Réalisateur : David DeCoteau
Année de Sortie : 2001
Origine : États-Unis / Mexique
Genre : Néo Slasher
Durée : 1h21
Le Roy du Bis : 3/10
Thibaud Savignol : 4/10
La Bite et le Coteau
Après plus d’une décennie passée à travailler pour Charles Band, David DeCoteau fonde sa propre société, Rapid Heart Pictures, et noue un partenariat lucratif avec le géant de la location Blockbuster LLC. Spécialiste des tournages expédiés en quelques jours pour trois fois rien, il livre à la chaîne des produits calibrés pour les rayons VHS et DVD. Final Scream s’inscrit ainsi dans la vague du néo-slasher qui déferle à la fin des années 1990, dans le sillage du triomphe de la franchise Scream.
Quand le méta devient bêta
Toute ressemblance avec le film de Wes Craven n’a évidemment rien de fortuit. D’abord intitulé Spookhouse, le film fut brièvement rebaptisé Scream 4, ce qui provoqua l’ire des avocats des frères Weinstein. Contraint de revoir sa copie, DeCoteau opte pour Final Stab, clin d’œil méta à Scream 2, où un long-métrage fictif intitulé Stab rejouait les tragiques événements de Woodsboro. La manœuvre opportuniste facilitera la distribution du DVD en vidéoclub avant de finir dans les bacs à soldes à un euro pièce. Quant à l’érotisme diffus, ostensiblement tourné vers un public adolescent, il rencontrera un certain écho auprès d’une partie de la communauté LGBT, fidèle au cinéaste.
Sur le papier, pourtant, ce slasher prototypique n’est franchement pas d’une très grande originalité. Un groupe d’amis se retrouve dans une somptueuse villa pour passer le week-end. Leur hôte en profite pour organiser une murder party, mais un véritable tueur en profite pour s’infiltrer et éliminer les convives un à un. Ce renversement, plutôt malin, introduit une dimension méta qui permet au réalisateur d’inscrire son film dans la filiation du slasher (Halloween et Vendredi 13 sont explicitement cités par les protagonistes). En plaçant la majorité du casting dans la confidence du faux jeu de rôle, DeCoteau trouve le subterfuge idéal aux sempiternels reproches adressés au genre concernant l’irrationalité des comportements.
Après un faux meurtre inaugural, aucun personnage ne soupçonne qu’un véritable assassin rôde dans la maison, isolant ses victimes pour les larder de coups de couteau. Le réalisateur recycle méthodiquement tous les poncifs du genre (appel téléphonique menaçant, le nerd fan de film d’horreur, le meurtre sous la douche façon Psychose), qu’il mêle aux composantes de son cinéma (les plans insistants sur les corps d’éphèbes dénudés, les éclairs d’une nuit tempétueuse enfermant les personnages dans un huis clos factice).

Tout le monde à poil !
Si le réalisateur s’accorda la coquetterie de tourner en scope, le film sera pourtant recadré sauvagement à la hache pour son exploitation vidéo, expliquant les gros plans envahissants et les décalages disgracieux parasitant le visionnage. Comme souvent chez DeCoteau, les mouvements ondulatoires de la caméra tentent de compenser l’immobilisme général, donnant cette sensation de flottement, engourdissant davantage qu’elle ne galvanise la mise en scène ostentatoire.

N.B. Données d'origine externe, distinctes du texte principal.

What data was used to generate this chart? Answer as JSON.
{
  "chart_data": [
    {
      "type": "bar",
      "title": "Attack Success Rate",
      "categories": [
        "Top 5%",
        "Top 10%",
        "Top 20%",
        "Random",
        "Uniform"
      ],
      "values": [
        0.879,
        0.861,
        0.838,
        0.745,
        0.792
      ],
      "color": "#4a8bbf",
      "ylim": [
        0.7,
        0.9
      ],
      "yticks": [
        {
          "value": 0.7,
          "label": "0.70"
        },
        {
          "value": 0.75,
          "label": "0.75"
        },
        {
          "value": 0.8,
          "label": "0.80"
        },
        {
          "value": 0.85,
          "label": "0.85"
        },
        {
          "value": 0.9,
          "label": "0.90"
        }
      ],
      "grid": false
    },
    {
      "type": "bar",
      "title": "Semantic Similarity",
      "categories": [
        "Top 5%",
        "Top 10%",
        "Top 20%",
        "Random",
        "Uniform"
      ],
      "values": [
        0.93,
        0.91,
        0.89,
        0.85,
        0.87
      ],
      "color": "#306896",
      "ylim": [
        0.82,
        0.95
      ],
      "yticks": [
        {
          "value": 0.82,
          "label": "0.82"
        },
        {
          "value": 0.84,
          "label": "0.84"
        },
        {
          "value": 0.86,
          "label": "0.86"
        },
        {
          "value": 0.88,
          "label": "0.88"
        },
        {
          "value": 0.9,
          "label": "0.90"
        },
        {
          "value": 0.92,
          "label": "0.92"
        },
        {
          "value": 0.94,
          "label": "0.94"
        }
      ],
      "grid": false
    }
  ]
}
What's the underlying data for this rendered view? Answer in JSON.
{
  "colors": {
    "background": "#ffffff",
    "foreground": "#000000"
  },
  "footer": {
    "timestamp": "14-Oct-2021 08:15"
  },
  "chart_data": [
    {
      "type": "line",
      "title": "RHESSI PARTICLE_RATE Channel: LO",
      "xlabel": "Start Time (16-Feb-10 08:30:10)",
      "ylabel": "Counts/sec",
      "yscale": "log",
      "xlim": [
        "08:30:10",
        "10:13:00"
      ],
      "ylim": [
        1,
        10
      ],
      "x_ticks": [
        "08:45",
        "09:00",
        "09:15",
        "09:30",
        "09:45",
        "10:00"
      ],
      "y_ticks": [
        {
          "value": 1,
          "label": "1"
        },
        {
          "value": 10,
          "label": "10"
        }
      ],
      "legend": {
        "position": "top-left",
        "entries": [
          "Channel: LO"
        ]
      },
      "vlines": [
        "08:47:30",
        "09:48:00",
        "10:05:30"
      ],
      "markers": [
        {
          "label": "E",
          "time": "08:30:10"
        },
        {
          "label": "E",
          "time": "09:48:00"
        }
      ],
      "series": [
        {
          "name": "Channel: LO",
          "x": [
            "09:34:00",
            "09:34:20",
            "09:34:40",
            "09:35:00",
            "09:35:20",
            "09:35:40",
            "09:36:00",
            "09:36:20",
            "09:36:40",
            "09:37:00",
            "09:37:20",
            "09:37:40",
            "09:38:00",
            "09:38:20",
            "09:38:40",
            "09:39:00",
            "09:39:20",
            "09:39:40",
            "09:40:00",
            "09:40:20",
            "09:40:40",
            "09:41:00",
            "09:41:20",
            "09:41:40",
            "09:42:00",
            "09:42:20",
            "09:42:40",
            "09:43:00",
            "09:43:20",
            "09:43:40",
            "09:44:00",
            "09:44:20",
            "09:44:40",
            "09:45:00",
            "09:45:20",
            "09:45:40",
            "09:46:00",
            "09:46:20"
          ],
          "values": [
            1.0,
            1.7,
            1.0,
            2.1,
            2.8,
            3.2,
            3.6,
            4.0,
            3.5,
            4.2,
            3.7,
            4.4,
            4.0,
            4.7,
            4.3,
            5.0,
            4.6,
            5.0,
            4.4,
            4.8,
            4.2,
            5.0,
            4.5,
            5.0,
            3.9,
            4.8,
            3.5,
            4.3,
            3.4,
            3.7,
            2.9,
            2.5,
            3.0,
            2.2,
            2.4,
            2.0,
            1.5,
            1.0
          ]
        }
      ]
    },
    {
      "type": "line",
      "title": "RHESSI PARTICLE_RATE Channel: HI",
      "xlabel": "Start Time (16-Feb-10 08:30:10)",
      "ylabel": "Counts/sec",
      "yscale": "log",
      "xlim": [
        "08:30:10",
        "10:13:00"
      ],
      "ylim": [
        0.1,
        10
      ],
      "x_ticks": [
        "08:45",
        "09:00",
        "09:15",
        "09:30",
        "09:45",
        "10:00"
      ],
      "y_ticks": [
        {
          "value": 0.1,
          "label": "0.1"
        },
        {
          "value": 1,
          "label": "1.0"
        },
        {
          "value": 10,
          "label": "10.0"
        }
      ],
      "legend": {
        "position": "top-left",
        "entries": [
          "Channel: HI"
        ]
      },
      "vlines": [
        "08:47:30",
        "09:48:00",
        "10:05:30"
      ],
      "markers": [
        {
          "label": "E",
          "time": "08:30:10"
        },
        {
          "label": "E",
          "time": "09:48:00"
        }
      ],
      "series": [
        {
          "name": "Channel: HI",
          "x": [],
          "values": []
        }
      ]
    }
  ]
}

Malgré un bodycount honorable, aucun meurtre ne sortira le spectateur de sa torpeur. Là où Scream savait instaurer une présence insidieuse, jouant avec la spatialisation de la caméra, du son et du hors-champ (le tueur surgissant d’un placard ou d’un coin dérobé), Final Scream peine à ménager la moindre tension. La partie de cache-cache est pour ainsi dire inexistante, occultée par des dialogues fades déclamés sans aucune conviction, et handicapée par des déplacements et scènes d’action rendues illisibles par le pan and scan.
Reste l’identité du tueur, unique véritable surprise d’un scénario qui multiplie les fausses pistes afin de semer le doute : un héros traumatisé par le massacre de ses parents, une manipulatrice tenant le groupe sous son influence grâce à des secrets de polichinelle, un personnage voulant jouer les troubles-fêtes pour se venger du licenciement de son père, quand ce ne sont pas les histoires de culs et peines de cœurs qui opposent et divisent l’ensemble du groupe.
Ces éléments, distillés au compte-goutte, cherchent à instaurer un semblant de suspense. Mais les ambitions référentielles s’évanouissent rapidement sous la foudre des censeurs, entre celle du distributeur, via son recadrage brutal, et celle du réalisateur, dont les meurtres demeurent trop proprets. Au final, le slasher annoncé se dilue dans un whodunit peu bandant qui se rêve plus malin qu’il ne l’est réellement.